Research & Innovation

Three Stevens Professors Earn NSF Grant of $699,540 to Investigate Fair Privacy

The team will explore how advances in machine learning can create fairer privacy outcomes across demographics

Photo of Stevens grant awardees

Principal Investigator (PI) Hui (Wendy) Wang, associate professor in the Department of Computer Science (CS); and Co-PIs Jun Xu, CS assistant professor; and Yu Tao, associate professor of social sciences in the College of Arts and Letters recently received an award from the Secure and Trustworthy Computing Program of National Science Foundation in the amount of $699,540. Their project, entitled “SaTC: CORE: Medium: Privacy for All: Ensuring Fair Privacy Protection in Machine Learning,” will address the core issues of fair privacy from both technical and social perspectives.

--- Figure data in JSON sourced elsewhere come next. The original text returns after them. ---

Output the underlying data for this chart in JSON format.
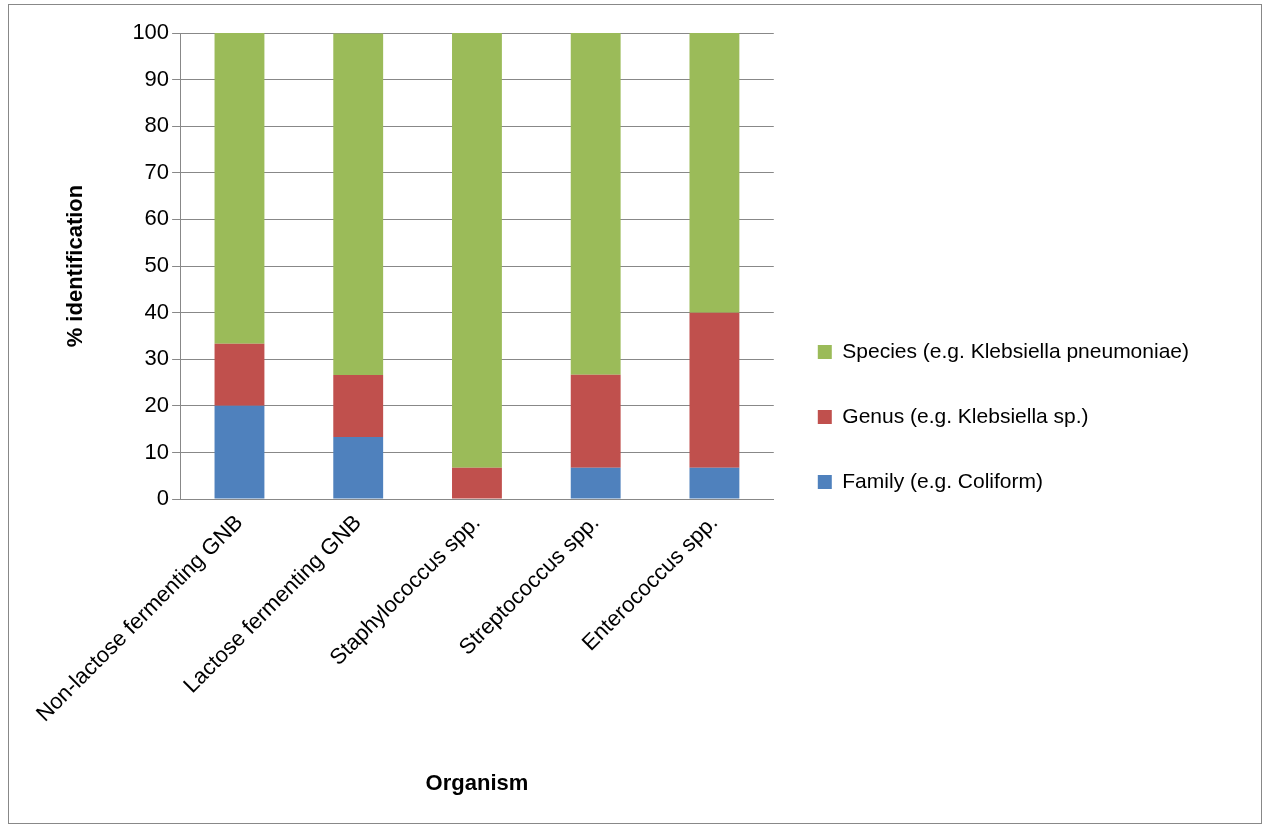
{
  "chart_data": {
    "type": "bar",
    "stacked": true,
    "xlabel": "Organism",
    "ylabel": "% identification",
    "categories": [
      "Non-lactose fermenting GNB",
      "Lactose fermenting GNB",
      "Staphylococcus spp.",
      "Streptococcus spp.",
      "Enterococcus spp."
    ],
    "series": [
      {
        "name": "Family (e.g. Coliform)",
        "color": "#4f81bd",
        "values": [
          20,
          13.3,
          0,
          6.7,
          6.7
        ]
      },
      {
        "name": "Genus (e.g. Klebsiella sp.)",
        "color": "#c0504d",
        "values": [
          13.3,
          13.3,
          6.7,
          20,
          33.3
        ]
      },
      {
        "name": "Species (e.g. Klebsiella pneumoniae)",
        "color": "#9bbb59",
        "values": [
          66.7,
          73.3,
          93.3,
          73.3,
          60
        ]
      }
    ],
    "ylim": [
      0,
      100
    ],
    "yticks": [
      0,
      10,
      20,
      30,
      40,
      50,
      60,
      70,
      80,
      90,
      100
    ],
    "grid": "y",
    "legend": "right"
  }
}
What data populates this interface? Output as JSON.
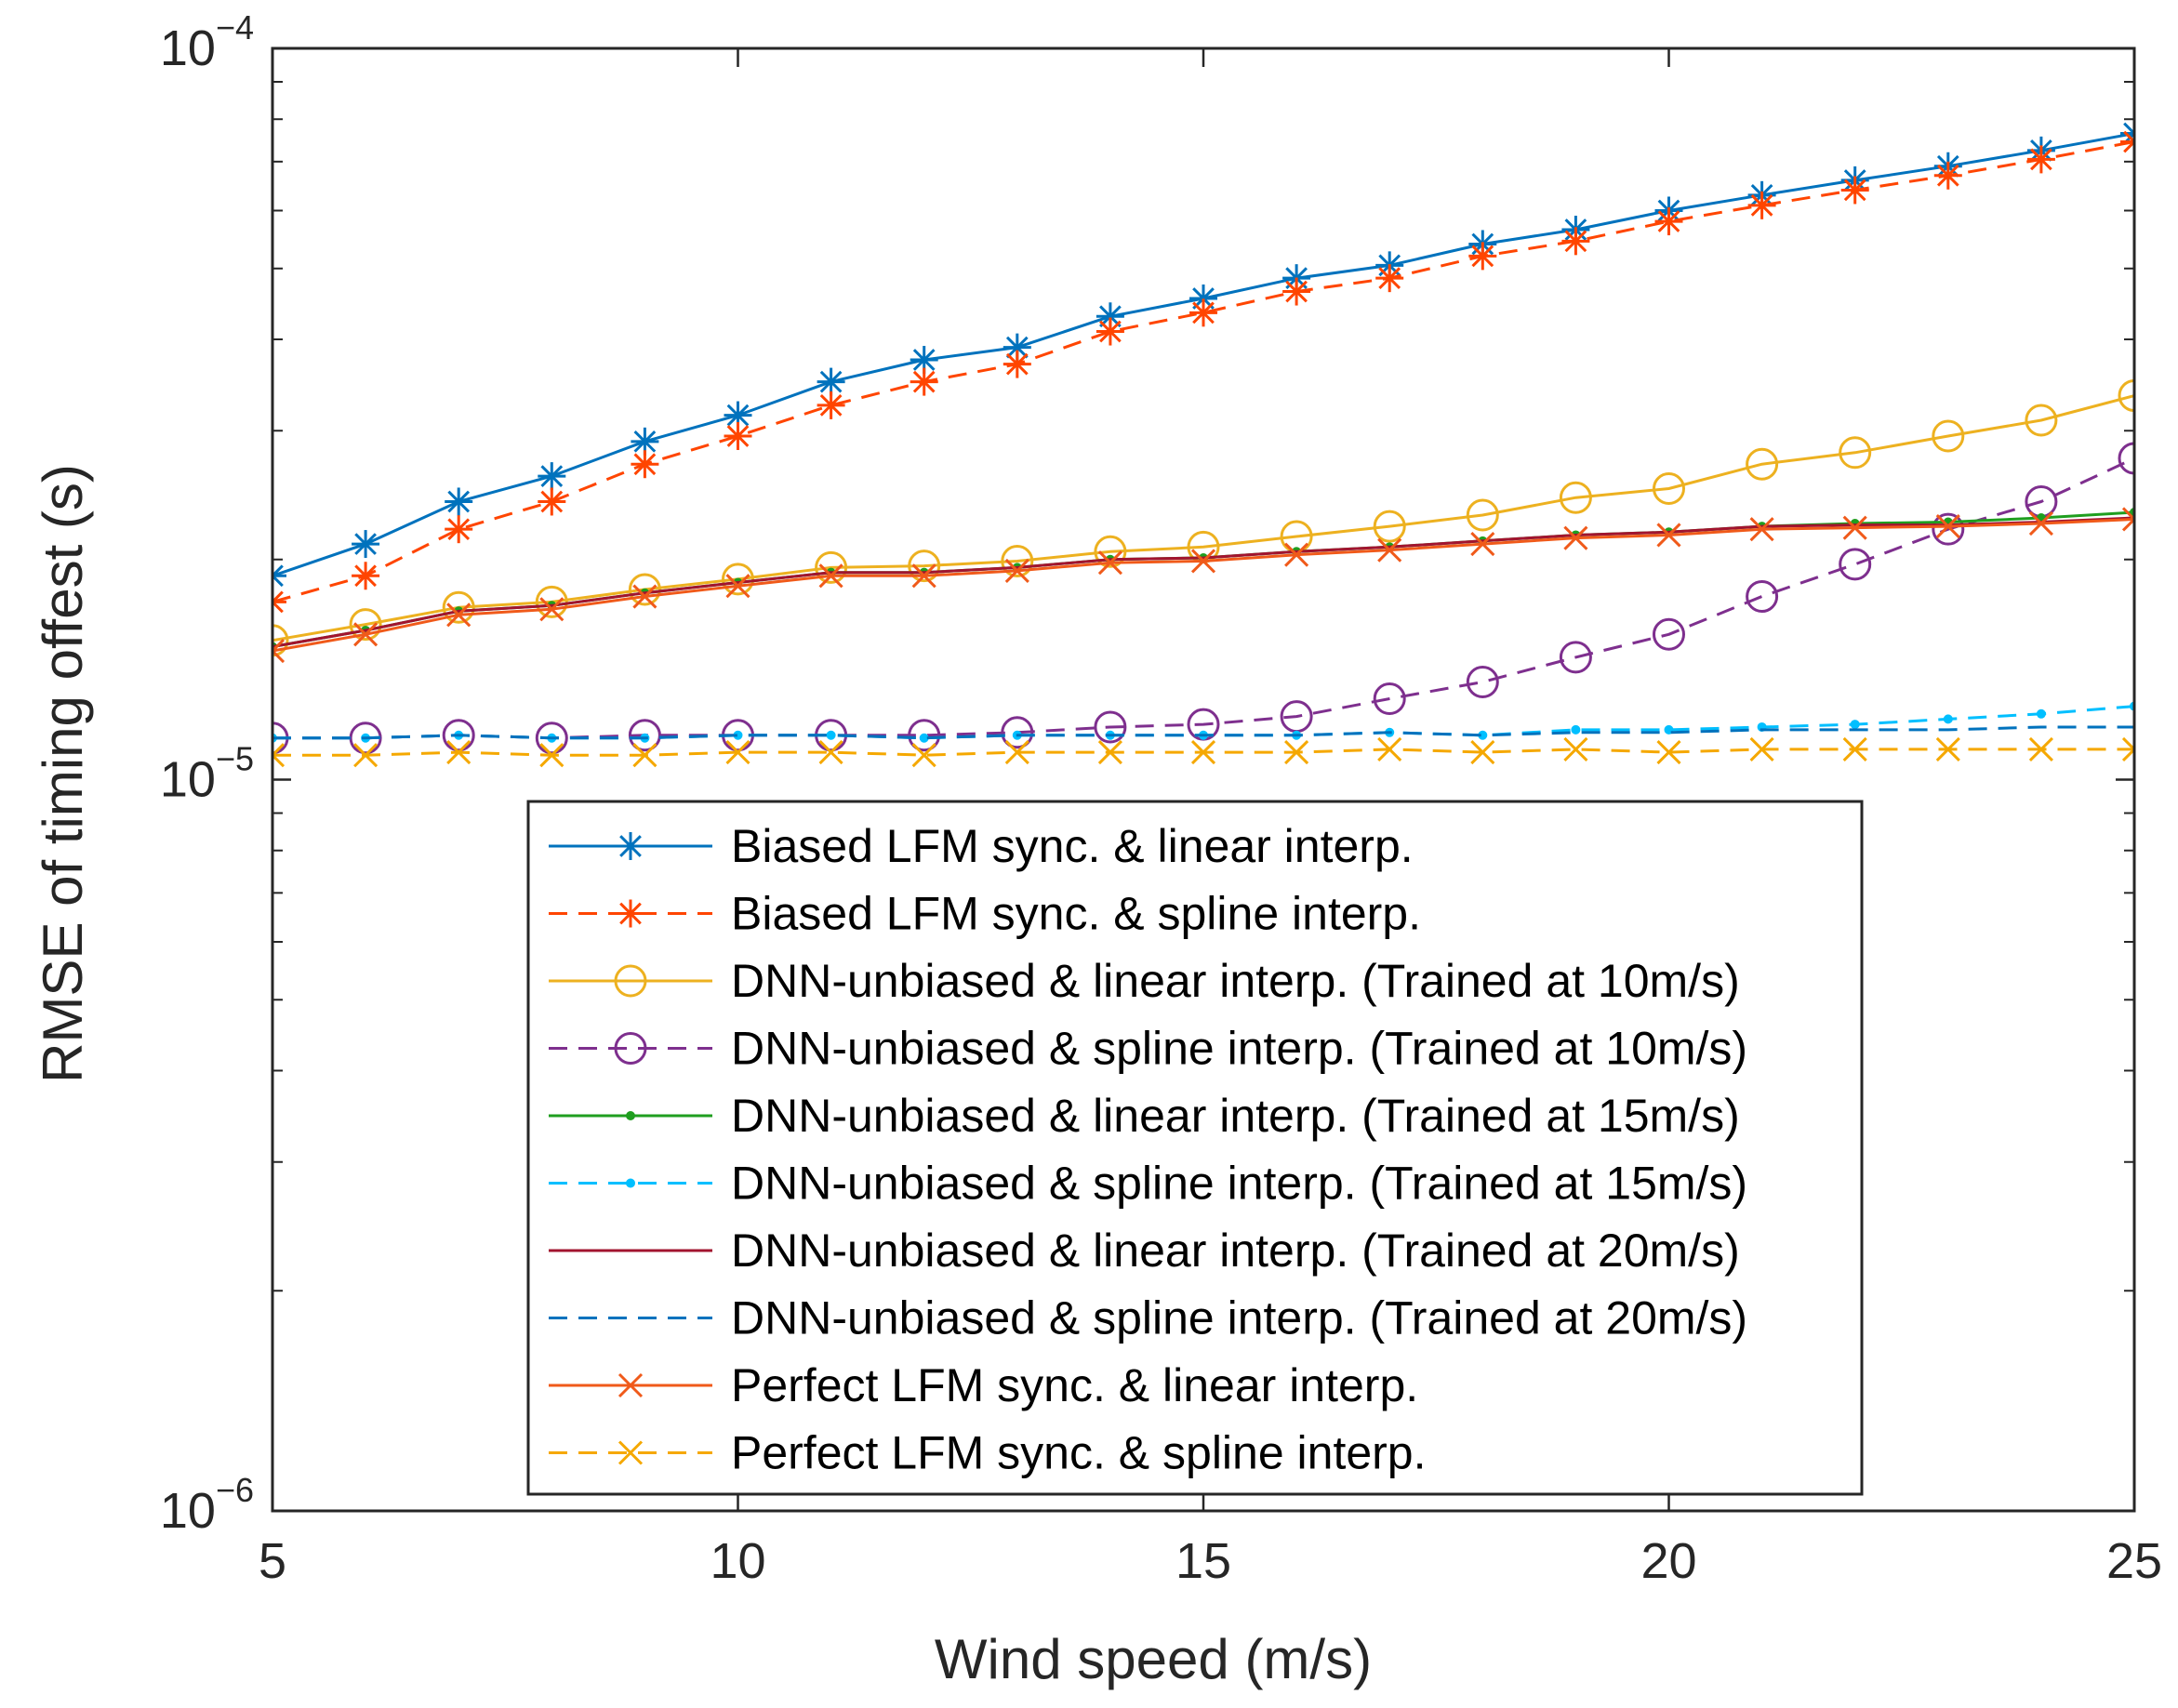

Advances in the field of artificial intelligence and machine learning have resulted in algorithms and technologies for improving cybersecurity. However, machine learning is also vulnerable to new and sophisticated privacy attacks that leak information about the data used for learning and prediction. Privacy attacks can be discriminatory in the sense that they can have a higher success rate for certain demographic groups (e.g., females) than other groups (e.g., males). However, none of the existing defense mechanisms against these attacks consider such disparate vulnerabilities, and as such, perform disparate efforts across different groups. This raises the serious concern of fair privacy—that is, how can we ensure that all groups and individuals are protected equitably?

Wang, Xu, and Tao’s project will address the core issues of fair privacy from both technical and social angles by investigating five research perspectives. Their findings will inform new curricula at Stevens, involving students in the latest cutting-edge research in security, privacy, and machine learning.